From Florence to Matthew to Michael, hurricanes and other severe weather events no longer are all that unusual in North Carolina.

 

What You Need To Know

Financial cost of major severe weather events in United States has soared

FEMA has received more money to combat increasing severe weather

 

“Climate change is making for a warmer and wetter system in North Carolina that’s really leading to both more frequent and more intense storms,” Environmental Defense Fund Project Manager Michelle Allen said.

And that’s taking a financial toll.

In the 1980s, according to NOAA, the United States averaged around $18 billion a year in costs associated with major weather events.
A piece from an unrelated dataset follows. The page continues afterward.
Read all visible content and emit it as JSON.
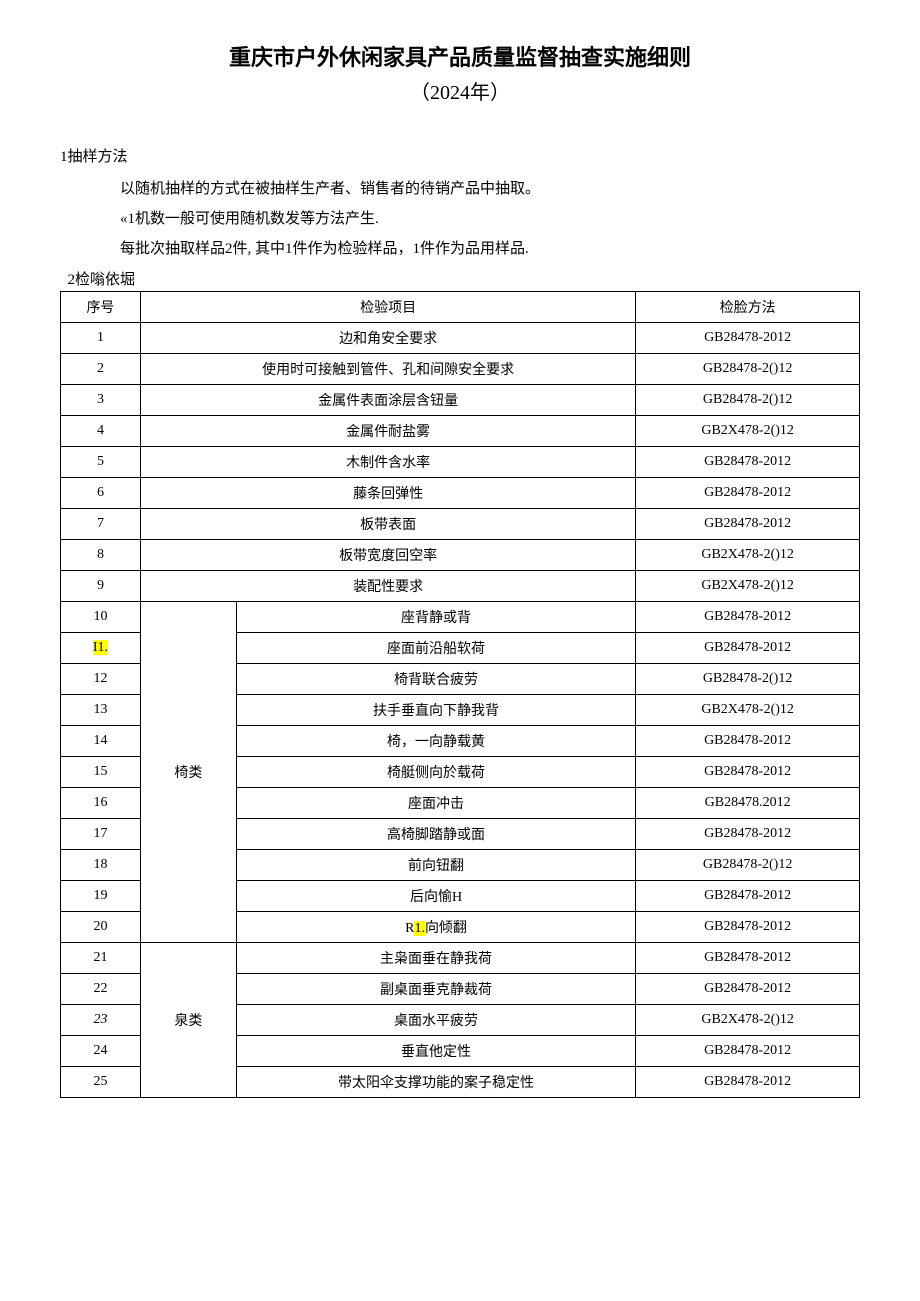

From 2017-2020 the annual tab has soared to $81 billion.

In North Carolina, the costs, adjusted for inflation, surged from $590 million in 1980 to $1.7 billion last year.

 

“The financial toll is huge,” Allen said.

Allen said climate change is driving more frequent and stronger storms, and it will only get worse.

“Without urgent action to really limit our climate warming pollution ... those consequences are only going to get more severe,” Allen said.

One town hit hard financially is Fort Bluff, North Carolina.

The town of less than a thousand people was pummeled by Hurricane Matthew in 2016, then hit a second time by Florence in 2018.

Since the storms, the mayor says nearly half the town’s population has left, and financially the town is barely keeping its head above the water.

Local and state governments get federal support, but it often doesn’t come quickly.

Just last month President Joe Biden approved nearly $3.5 billion in FEMA grants for mitigation projects to reduce the effects of climate change.

But with severe weather outbreaks becoming more and more frequent, the costs for governments, businesses and homeowners are only going to go up.